A pesar de su faena en la guerra, se le conoció más por su labor como naturalista descubriendo especies; en campos como la botánica, biogeografía, climatología y vulcanología; estudios que lo trajeron al país, no obstante, lo apresó el contexto bélico, al que respondió con su compromiso ético ofreciendo sus servicios al Estado Mayor para ser enlistado sin contratiempos, a sabiendas de la posibilidad de los infortunios.

Karl Hoffman junto a su equipo médico, representa en la historia nacional esa compañía indispensable en las estaciones difíciles por las que el país ha atravesado. Debe ser de grata memoria, por su laborioso empeño de cumplir una misión humanitaria a lo largo de la temeridad que implicaba la conflagración. Fue un ejemplo, como lo son los galenos que hoy están enfrentando la pandemia por el covid-19.

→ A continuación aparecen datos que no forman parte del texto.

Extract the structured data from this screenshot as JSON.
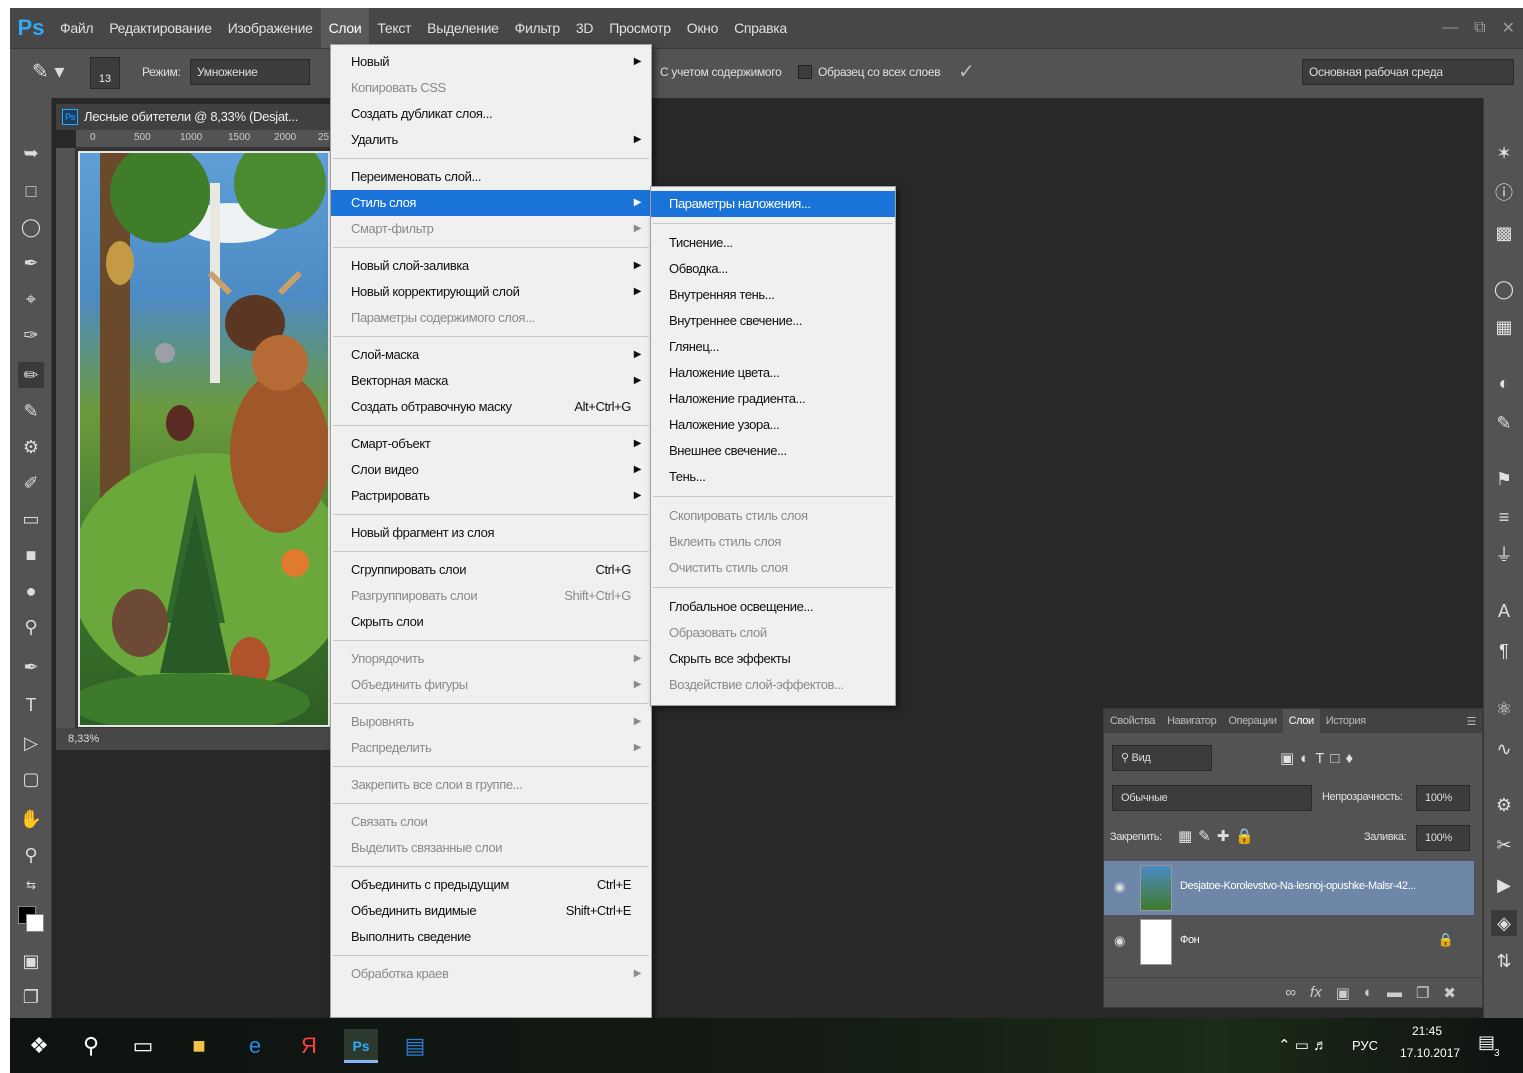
{
  "app": {
    "logo": "Ps",
    "menubar": [
      "Файл",
      "Редактирование",
      "Изображение",
      "Слои",
      "Текст",
      "Выделение",
      "Фильтр",
      "3D",
      "Просмотр",
      "Окно",
      "Справка"
    ]
  },
  "options": {
    "brush_size": "13",
    "mode_label": "Режим:",
    "mode_value": "Умножение",
    "sample_content": "С учетом содержимого",
    "sample_all": "Образец со всех слоев",
    "workspace": "Основная рабочая среда"
  },
  "document": {
    "tab_title": "Лесные обитетели @ 8,33% (Desjat...",
    "zoom": "8,33%",
    "ruler_ticks": [
      "0",
      "500",
      "1000",
      "1500",
      "2000",
      "25"
    ]
  },
  "layers_menu": {
    "items": [
      {
        "label": "Новый",
        "shortcut": "",
        "submenu": true,
        "disabled": false
      },
      {
        "label": "Копировать CSS",
        "shortcut": "",
        "submenu": false,
        "disabled": true
      },
      {
        "label": "Создать дубликат слоя...",
        "shortcut": "",
        "submenu": false,
        "disabled": false
      },
      {
        "label": "Удалить",
        "shortcut": "",
        "submenu": true,
        "disabled": false
      },
      {
        "label": "Переименовать слой...",
        "shortcut": "",
        "submenu": false,
        "disabled": false
      },
      {
        "label": "Стиль слоя",
        "shortcut": "",
        "submenu": true,
        "disabled": false,
        "highlighted": true
      },
      {
        "label": "Смарт-фильтр",
        "shortcut": "",
        "submenu": true,
        "disabled": true
      },
      {
        "label": "Новый слой-заливка",
        "shortcut": "",
        "submenu": true,
        "disabled": false
      },
      {
        "label": "Новый корректирующий слой",
        "shortcut": "",
        "submenu": true,
        "disabled": false
      },
      {
        "label": "Параметры содержимого слоя...",
        "shortcut": "",
        "submenu": false,
        "disabled": true
      },
      {
        "label": "Слой-маска",
        "shortcut": "",
        "submenu": true,
        "disabled": false
      },
      {
        "label": "Векторная маска",
        "shortcut": "",
        "submenu": true,
        "disabled": false
      },
      {
        "label": "Создать обтравочную маску",
        "shortcut": "Alt+Ctrl+G",
        "submenu": false,
        "disabled": false
      },
      {
        "label": "Смарт-объект",
        "shortcut": "",
        "submenu": true,
        "disabled": false
      },
      {
        "label": "Слои видео",
        "shortcut": "",
        "submenu": true,
        "disabled": false
      },
      {
        "label": "Растрировать",
        "shortcut": "",
        "submenu": true,
        "disabled": false
      },
      {
        "label": "Новый фрагмент из слоя",
        "shortcut": "",
        "submenu": false,
        "disabled": false
      },
      {
        "label": "Сгруппировать слои",
        "shortcut": "Ctrl+G",
        "submenu": false,
        "disabled": false
      },
      {
        "label": "Разгруппировать слои",
        "shortcut": "Shift+Ctrl+G",
        "submenu": false,
        "disabled": true
      },
      {
        "label": "Скрыть слои",
        "shortcut": "",
        "submenu": false,
        "disabled": false
      },
      {
        "label": "Упорядочить",
        "shortcut": "",
        "submenu": true,
        "disabled": true
      },
      {
        "label": "Объединить фигуры",
        "shortcut": "",
        "submenu": true,
        "disabled": true
      },
      {
        "label": "Выровнять",
        "shortcut": "",
        "submenu": true,
        "disabled": true
      },
      {
        "label": "Распределить",
        "shortcut": "",
        "submenu": true,
        "disabled": true
      },
      {
        "label": "Закрепить все слои в группе...",
        "shortcut": "",
        "submenu": false,
        "disabled": true
      },
      {
        "label": "Связать слои",
        "shortcut": "",
        "submenu": false,
        "disabled": true
      },
      {
        "label": "Выделить связанные слои",
        "shortcut": "",
        "submenu": false,
        "disabled": true
      },
      {
        "label": "Объединить с предыдущим",
        "shortcut": "Ctrl+E",
        "submenu": false,
        "disabled": false
      },
      {
        "label": "Объединить видимые",
        "shortcut": "Shift+Ctrl+E",
        "submenu": false,
        "disabled": false
      },
      {
        "label": "Выполнить сведение",
        "shortcut": "",
        "submenu": false,
        "disabled": false
      },
      {
        "label": "Обработка краев",
        "shortcut": "",
        "submenu": true,
        "disabled": true
      }
    ]
  },
  "style_submenu": {
    "items": [
      {
        "label": "Параметры наложения...",
        "disabled": false,
        "highlighted": true
      },
      {
        "label": "Тиснение...",
        "disabled": false
      },
      {
        "label": "Обводка...",
        "disabled": false
      },
      {
        "label": "Внутренняя тень...",
        "disabled": false
      },
      {
        "label": "Внутреннее свечение...",
        "disabled": false
      },
      {
        "label": "Глянец...",
        "disabled": false
      },
      {
        "label": "Наложение цвета...",
        "disabled": false
      },
      {
        "label": "Наложение градиента...",
        "disabled": false
      },
      {
        "label": "Наложение узора...",
        "disabled": false
      },
      {
        "label": "Внешнее свечение...",
        "disabled": false
      },
      {
        "label": "Тень...",
        "disabled": false
      },
      {
        "label": "Скопировать стиль слоя",
        "disabled": true
      },
      {
        "label": "Вклеить стиль слоя",
        "disabled": true
      },
      {
        "label": "Очистить стиль слоя",
        "disabled": true
      },
      {
        "label": "Глобальное освещение...",
        "disabled": false
      },
      {
        "label": "Образовать слой",
        "disabled": true
      },
      {
        "label": "Скрыть все эффекты",
        "disabled": false
      },
      {
        "label": "Воздействие слой-эффектов...",
        "disabled": true
      }
    ]
  },
  "layers_panel": {
    "tabs": [
      "Свойства",
      "Навигатор",
      "Операции",
      "Слои",
      "История"
    ],
    "active_tab": "Слои",
    "filter": "Вид",
    "blend_mode": "Обычные",
    "opacity_label": "Непрозрачность:",
    "opacity": "100%",
    "lock_label": "Закрепить:",
    "fill_label": "Заливка:",
    "fill": "100%",
    "layers": [
      {
        "name": "Desjatoe-Korolevstvo-Na-lesnoj-opushke-Malsr-42...",
        "selected": true
      },
      {
        "name": "Фон",
        "selected": false,
        "locked": true
      }
    ]
  },
  "taskbar": {
    "lang": "РУС",
    "time": "21:45",
    "date": "17.10.2017",
    "notifications": "3"
  },
  "colors": {
    "accent": "#1a73d9",
    "ps_blue": "#31a8ff",
    "workspace_bg": "#282828",
    "panel_bg": "#535353"
  }
}
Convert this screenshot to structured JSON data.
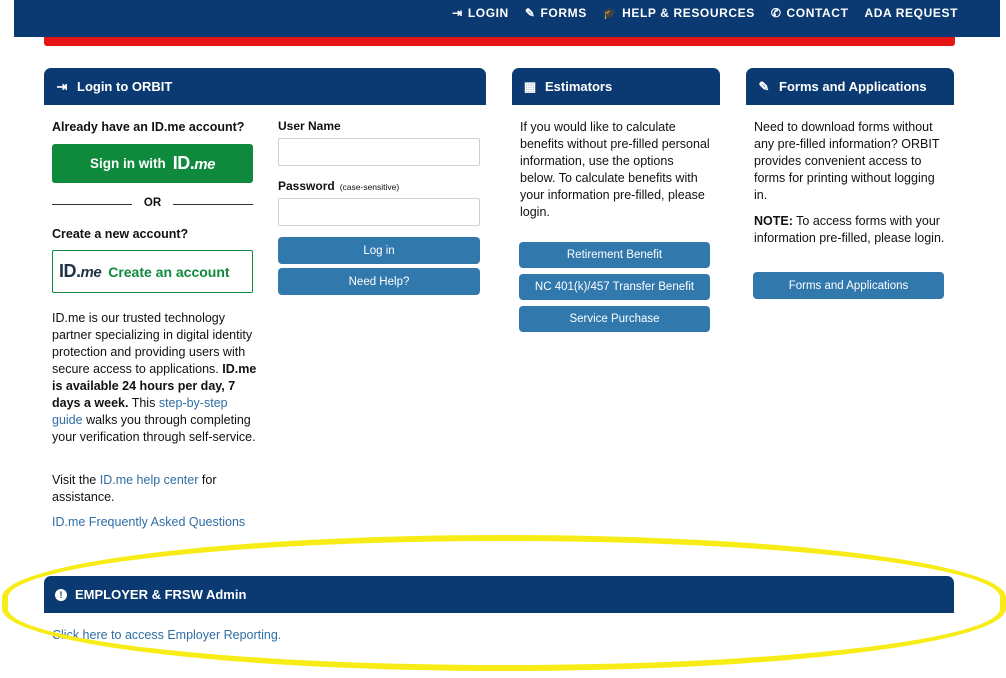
{
  "topnav": {
    "items": [
      {
        "icon": "sign-in-icon",
        "glyph": "⇥",
        "label": "LOGIN"
      },
      {
        "icon": "edit-icon",
        "glyph": "✎",
        "label": "FORMS"
      },
      {
        "icon": "graduation-cap-icon",
        "glyph": "🎓",
        "label": "HELP & RESOURCES"
      },
      {
        "icon": "phone-icon",
        "glyph": "✆",
        "label": "CONTACT"
      },
      {
        "icon": "",
        "glyph": "",
        "label": "ADA REQUEST"
      }
    ]
  },
  "login_panel": {
    "title": "Login to ORBIT",
    "icon": "sign-in-icon",
    "have_account": "Already have an ID.me account?",
    "sign_in_label": "Sign in with",
    "idme_mark_id": "ID.",
    "idme_mark_me": "me",
    "or_text": "OR",
    "create_heading": "Create a new account?",
    "create_label": "Create an account",
    "desc_1": "ID.me is our trusted technology partner specializing in digital identity protection and providing users with secure access to applications.",
    "desc_bold": "ID.me is available 24 hours per day, 7 days a week.",
    "desc_2": "This",
    "desc_link": "step-by-step guide",
    "desc_3": "walks you through completing your verification through self-service.",
    "visit_1": "Visit the",
    "visit_link": "ID.me help center",
    "visit_2": "for assistance.",
    "faq_link": "ID.me Frequently Asked Questions",
    "username_label": "User Name",
    "username_value": "",
    "password_label": "Password",
    "password_hint": "(case-sensitive)",
    "password_value": "",
    "login_button": "Log in",
    "help_button": "Need Help?"
  },
  "estimators_panel": {
    "title": "Estimators",
    "icon": "calculator-icon",
    "body": "If you would like to calculate benefits without pre-filled personal information, use the options below. To calculate benefits with your information pre-filled, please login.",
    "buttons": [
      "Retirement Benefit",
      "NC 401(k)/457 Transfer Benefit",
      "Service Purchase"
    ]
  },
  "forms_panel": {
    "title": "Forms and Applications",
    "icon": "edit-icon",
    "body": "Need to download forms without any pre-filled information? ORBIT provides convenient access to forms for printing without logging in.",
    "note_label": "NOTE:",
    "note_text": "To access forms with your information pre-filled, please login.",
    "button": "Forms and Applications"
  },
  "employer_panel": {
    "title": "EMPLOYER & FRSW Admin",
    "icon": "exclamation-circle-icon",
    "link": "Click here to access Employer Reporting."
  },
  "colors": {
    "navy": "#0b3a72",
    "red_bar": "#e51616",
    "green": "#0f8a3c",
    "button_blue": "#3178ad",
    "link_blue": "#2f6ea5",
    "highlight_yellow": "#f7ec15"
  }
}
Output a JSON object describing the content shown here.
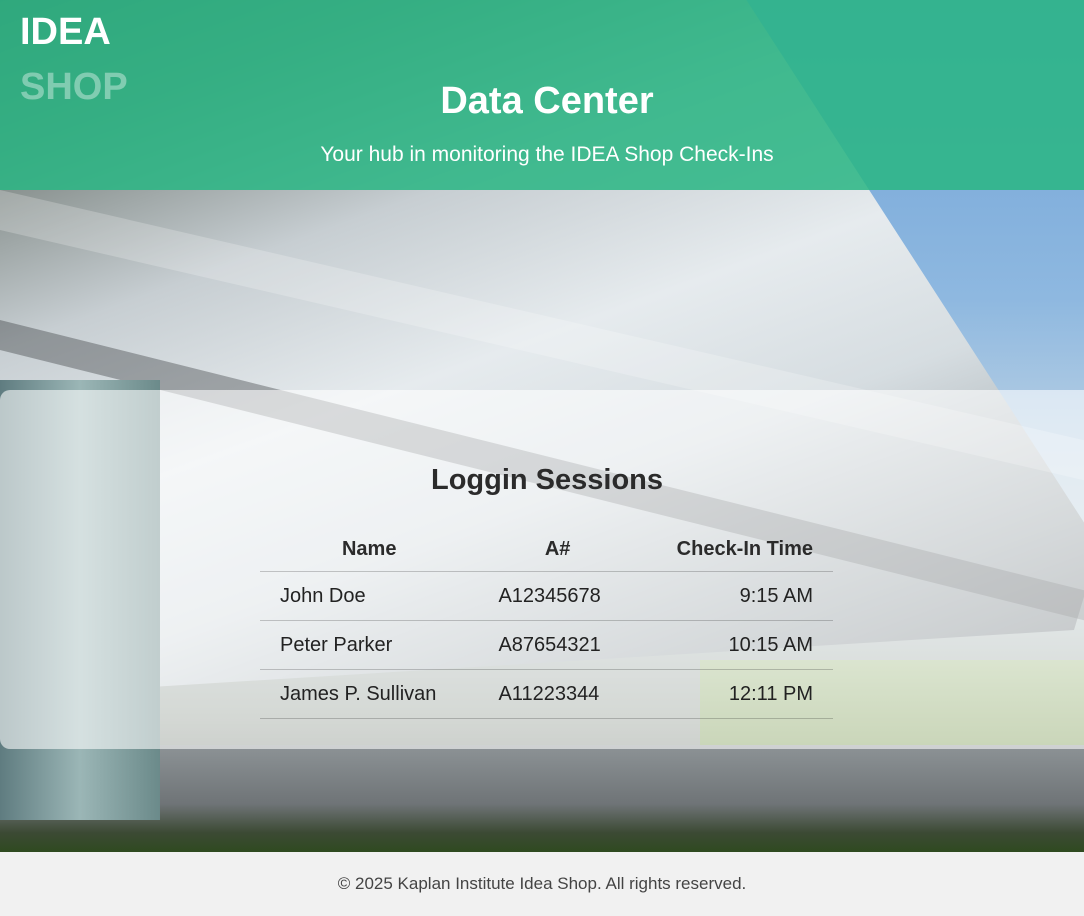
{
  "brand": {
    "line1": "IDEA",
    "line2": "SHOP"
  },
  "header": {
    "title": "Data Center",
    "subtitle": "Your hub in monitoring the IDEA Shop Check-Ins"
  },
  "sessions": {
    "title": "Loggin Sessions",
    "columns": [
      "Name",
      "A#",
      "Check-In Time"
    ],
    "rows": [
      {
        "name": "John Doe",
        "id": "A12345678",
        "time": "9:15 AM"
      },
      {
        "name": "Peter Parker",
        "id": "A87654321",
        "time": "10:15 AM"
      },
      {
        "name": "James P. Sullivan",
        "id": "A11223344",
        "time": "12:11 PM"
      }
    ]
  },
  "footer": {
    "text": "© 2025 Kaplan Institute Idea Shop. All rights reserved."
  },
  "colors": {
    "header": "#2ab684",
    "footer_bg": "#f1f1f1",
    "text": "#2b2b2b"
  }
}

Esos médicos, desde el Ministro de Salud Daniel Salas Peraza, el Presidente Ejecutivo de la Caja Costarricense de Seguro Social, Román Macaya Hayes, y en su conjunto el equipo de mujeres y hombres que cuidan nuestra salud, hoy son héroes que lo dan todo por controlar una la pandemia. Con sus batas blancas, nos regocijan al saber que estarán ahí para defendernos, porque sabemos del compromiso ético que los hace librar batallas para salvar vidas.

Hace 164 años, en marzo y abril, aquellos galenos lo dieron todo; hoy sucede lo mismo con esta generación de trabajadores de la salud, que se consagran, sacrifican a sus familias y se exponen. Con se ahínco defienden la vida de mucha gente, la paz social, la esperanza, la fe en la institucionalidad del país. Nos afirman cuánto importante es la educación, la ciencia, la tecnología; al final dan un mensaje claro que nos reta a no perder el Estado solidario, a robustecer las instituciones sociales, a defender la CCSS, a que seamos mejores personas.

Cuando todo pase, ya no será una lucha contra los filibusteros ni contra la pandemia, sino una lucha por recuperarnos de este duro trance, del cual solo unidos podremos salir adelante; entonces, también aplaudiremos superlativamente a esos de las “batas blancas”.

 

*Mag. Javier Olivares Ocampo. Profesor e investigador de la Cátedra de Historia de la UNED. Correo electrónico: Esta dirección de correo electrónico está siendo protegida contra los robots de spam. Necesita tener JavaScript habilitado para poder verlo.

Fuentes:

Arias, Raúl. La Campaña Nacional: 1856- 1857. Ministerio de Educación Pública. San José. 2013.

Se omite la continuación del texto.